The world’s gone bonkers.
A few days ago we had Scottish Natural Heritage, the Government’s statutory nature conservation body, promoting Scotland’s dead wildlife pantry and the grouse shooting industry, claiming that red grouse are ‘healthy’, natural’ and harvested ‘sustainably’ when actually they’re anything but (see here).
And now we have Scotland’s Environment Minister, Dr Aileen McLeod, praising “the significant and valuable contribution” of the Scottish Gamekeepers’ Association as she presented the SGA’s Young Gamekeeper of the Year Award 2015 at the Scottish Game Fair yesterday. Here’s what she had to say:
“I just want to say, obviously, thank you very much, Alex [Hogg], and I’m absolutely delighted to be invited here this afternoon, this is obviously my first time I’ve ever been to the game fair as well so I’m really delighted to be here, the opportunity to be next to Alex and this young man as well [Duncan Seaton, the recipient of the award], so also I just thought it’d be a good opportunity just to thank the Scottish Gamekeepers’ Association for all the long term support which you have provided to Scottish Government in various areas of policy, development and implementation and making sure we are implementing best practices of conservation and wildlife and wildlife management and I think to be really honest without your guys significant and valuable contribution to the management of Scotland’s countryside, we really wouldn’t have the world famous landscapes which many people from home and abroad enjoy which makes such a valuable contribution to Scotland’s rural economy“.
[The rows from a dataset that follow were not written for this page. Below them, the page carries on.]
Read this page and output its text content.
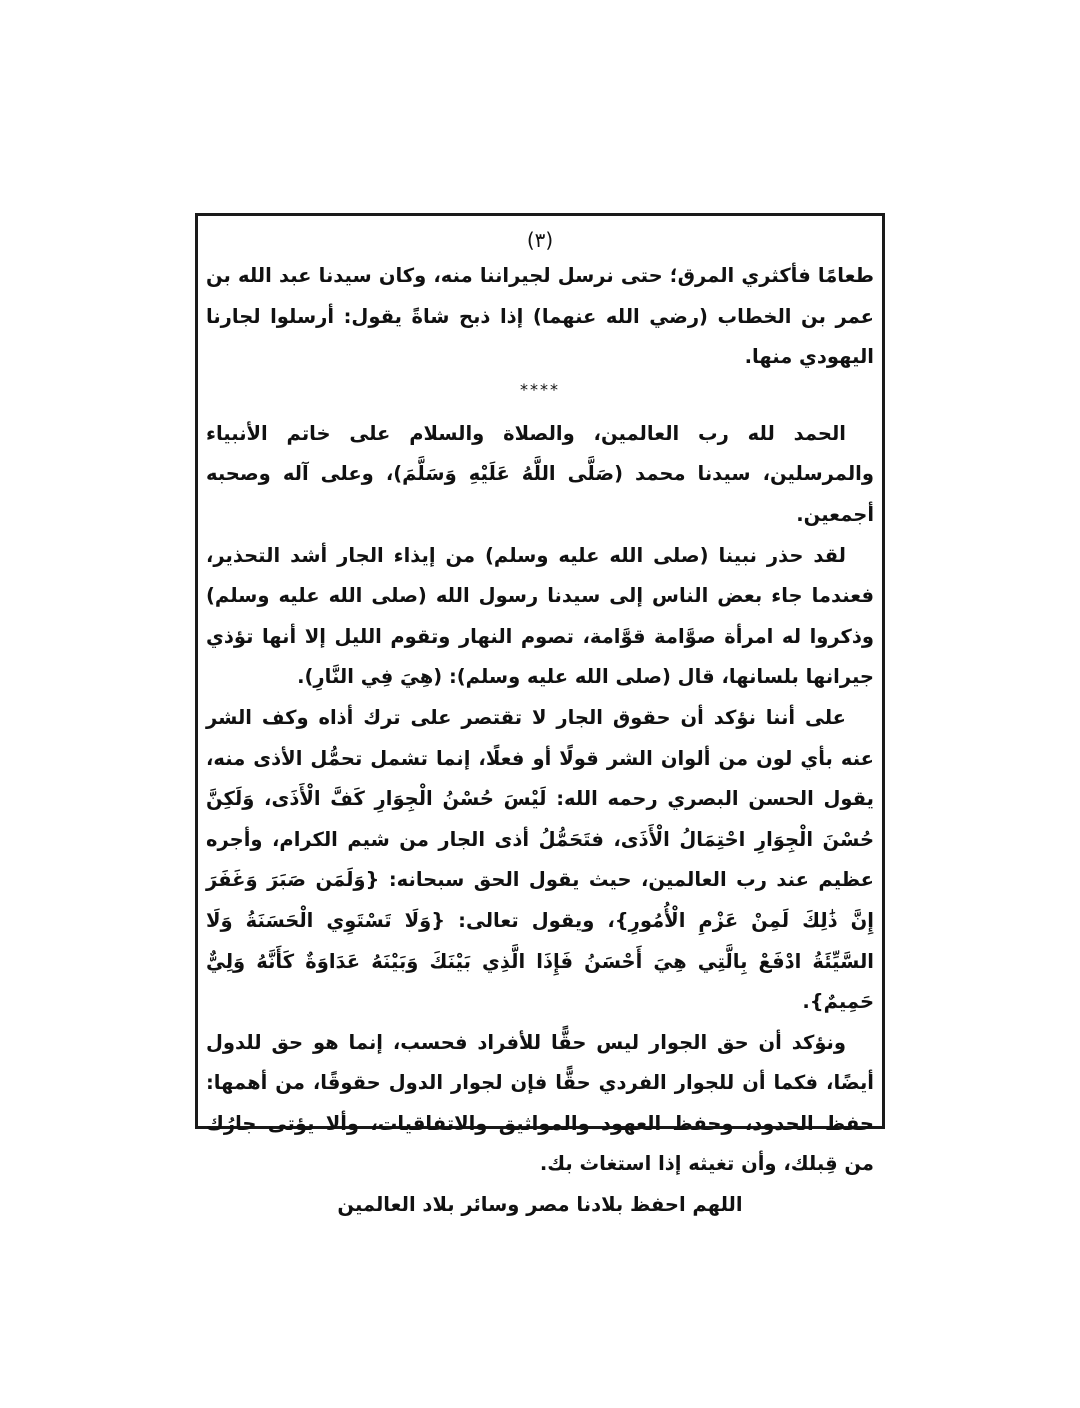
(٣)

طعامًا فأكثري المرق؛ حتى نرسل لجيراننا منه، وكان سيدنا عبد الله بن عمر بن الخطاب (رضي الله عنهما) إذا ذبح شاةً يقول: أرسلوا لجارنا اليهودي منها.

****

الحمد لله رب العالمين، والصلاة والسلام على خاتم الأنبياء والمرسلين، سيدنا محمد (صَلَّى اللَّهُ عَلَيْهِ وَسَلَّمَ)، وعلى آله وصحبه أجمعين.

لقد حذر نبينا (صلى الله عليه وسلم) من إيذاء الجار أشد التحذير، فعندما جاء بعض الناس إلى سيدنا رسول الله (صلى الله عليه وسلم) وذكروا له امرأة صوَّامة قوَّامة، تصوم النهار وتقوم الليل إلا أنها تؤذي جيرانها بلسانها، قال (صلى الله عليه وسلم): (هِيَ فِي النَّارِ).

على أننا نؤكد أن حقوق الجار لا تقتصر على ترك أذاه وكف الشر عنه بأي لون من ألوان الشر قولًا أو فعلًا، إنما تشمل تحمُّل الأذى منه، يقول الحسن البصري رحمه الله: لَيْسَ حُسْنُ الْجِوَارِ كَفَّ الْأَذَى، وَلَكِنَّ حُسْنَ الْجِوَارِ احْتِمَالُ الْأَذَى، فتَحَمُّلُ أذى الجار من شيم الكرام، وأجره عظيم عند رب العالمين، حيث يقول الحق سبحانه: {وَلَمَن صَبَرَ وَغَفَرَ إِنَّ ذَٰلِكَ لَمِنْ عَزْمِ الْأُمُورِ}، ويقول تعالى: {وَلَا تَسْتَوِي الْحَسَنَةُ وَلَا السَّيِّئَةُ ادْفَعْ بِالَّتِي هِيَ أَحْسَنُ فَإِذَا الَّذِي بَيْنَكَ وَبَيْنَهُ عَدَاوَةٌ كَأَنَّهُ وَلِيٌّ حَمِيمٌ}.

ونؤكد أن حق الجوار ليس حقًّا للأفراد فحسب، إنما هو حق للدول أيضًا، فكما أن للجوار الفردي حقًّا فإن لجوار الدول حقوقًا، من أهمها: حفظ الحدود، وحفظ العهود والمواثيق والاتفاقيات، وألا يؤتى جارُك من قِبلك، وأن تغيثه إذا استغاث بك.

اللهم احفظ بلادنا مصر وسائر بلاد العالمين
You can watch the video here.
No mention, then, of the hundreds of thousands of native animals that are snared, trapped and shot on an industrial scale every year by gamekeepers to ensure that an artificially high surplus of game birds (some non-native) is available to be, er, shot? And that’s just the legal killing. No mention either of the illegal poisoning, trapping, shooting and beating to death of protected wildlife, particularly birds of prey, which we know takes place on a significant scale because it affects the population range of a number of species; that doesn’t happen on that scale if it’s ‘just a few rogues at it’.
We’ve been waiting for Dr McLeod to show her hand since she first took office last November. It looks like she just has.